Regardless of specific solution concepts—and I would never want lab-grown meat to 100% take over conventional meat anyway—we have a big solution space for a big world. Agriculture and climate and all the big things in our world are dynamic systems with many variables. Some subsystems might even be complex and/or chaotic. Side effects have happened and will happen in the future as a result of human actions. Oh us Americans should stop eating hamburgers because a third world country keeps burning down their rain forest to make cow pastures. Well, we didn’t ask them to do that. We can raise cows here in America. But then the other countries will lose money, people need jobs. And so forth.
There’s no clean one-shot solution.
If you want to reduce greenhouse gases from underdeveloped nations then that’s a big issue—but it should not require human food austerity in first world or third world nations. That’s not a solution. It’s literally insane to want to go backwards. We should never do anything that will reverse civilization’s progress. And that takes energy, lots of energy. And as we see with certain countries the past several decades that are trying to catch up, it produces a lot of waste too (which they should be handling better). And it takes access to nutritious foods like meat!

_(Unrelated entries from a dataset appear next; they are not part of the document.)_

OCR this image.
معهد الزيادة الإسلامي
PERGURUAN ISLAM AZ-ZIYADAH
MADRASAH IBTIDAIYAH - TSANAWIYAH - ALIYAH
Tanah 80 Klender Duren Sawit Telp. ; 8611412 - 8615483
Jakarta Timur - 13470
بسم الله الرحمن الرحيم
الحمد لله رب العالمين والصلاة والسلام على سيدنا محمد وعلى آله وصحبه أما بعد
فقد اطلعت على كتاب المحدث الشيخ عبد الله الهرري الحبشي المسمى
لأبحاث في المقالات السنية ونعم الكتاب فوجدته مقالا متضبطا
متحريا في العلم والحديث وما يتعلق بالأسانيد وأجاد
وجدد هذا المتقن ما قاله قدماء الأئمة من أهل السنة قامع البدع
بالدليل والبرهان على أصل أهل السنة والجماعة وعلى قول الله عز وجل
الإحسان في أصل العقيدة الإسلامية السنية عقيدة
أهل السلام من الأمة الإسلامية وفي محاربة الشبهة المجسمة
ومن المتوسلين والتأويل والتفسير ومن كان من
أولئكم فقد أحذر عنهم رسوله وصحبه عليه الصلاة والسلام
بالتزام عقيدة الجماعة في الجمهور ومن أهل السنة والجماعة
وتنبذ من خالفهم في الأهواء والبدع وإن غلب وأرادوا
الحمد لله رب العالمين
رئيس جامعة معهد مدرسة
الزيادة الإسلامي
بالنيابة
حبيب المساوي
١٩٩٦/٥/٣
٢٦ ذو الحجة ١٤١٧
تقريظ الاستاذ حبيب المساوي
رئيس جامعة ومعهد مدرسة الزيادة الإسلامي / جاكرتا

But they’ll tell you we don’t have time! The world will end soon because of global warming! Well actually we know how to cool things off if we want to, we did it last century accidentally. Regardless, there are lots of things we can do and trying to tell cultures to just stop and change arbitrarily and in an anti-humanist, anti-progress manner is crazy.
Anyway, the cricket pushers are basically Luddites with a superiority complex that probably couldn’t find their way out of a paper bag, and I have no patience with their militant buffoonery.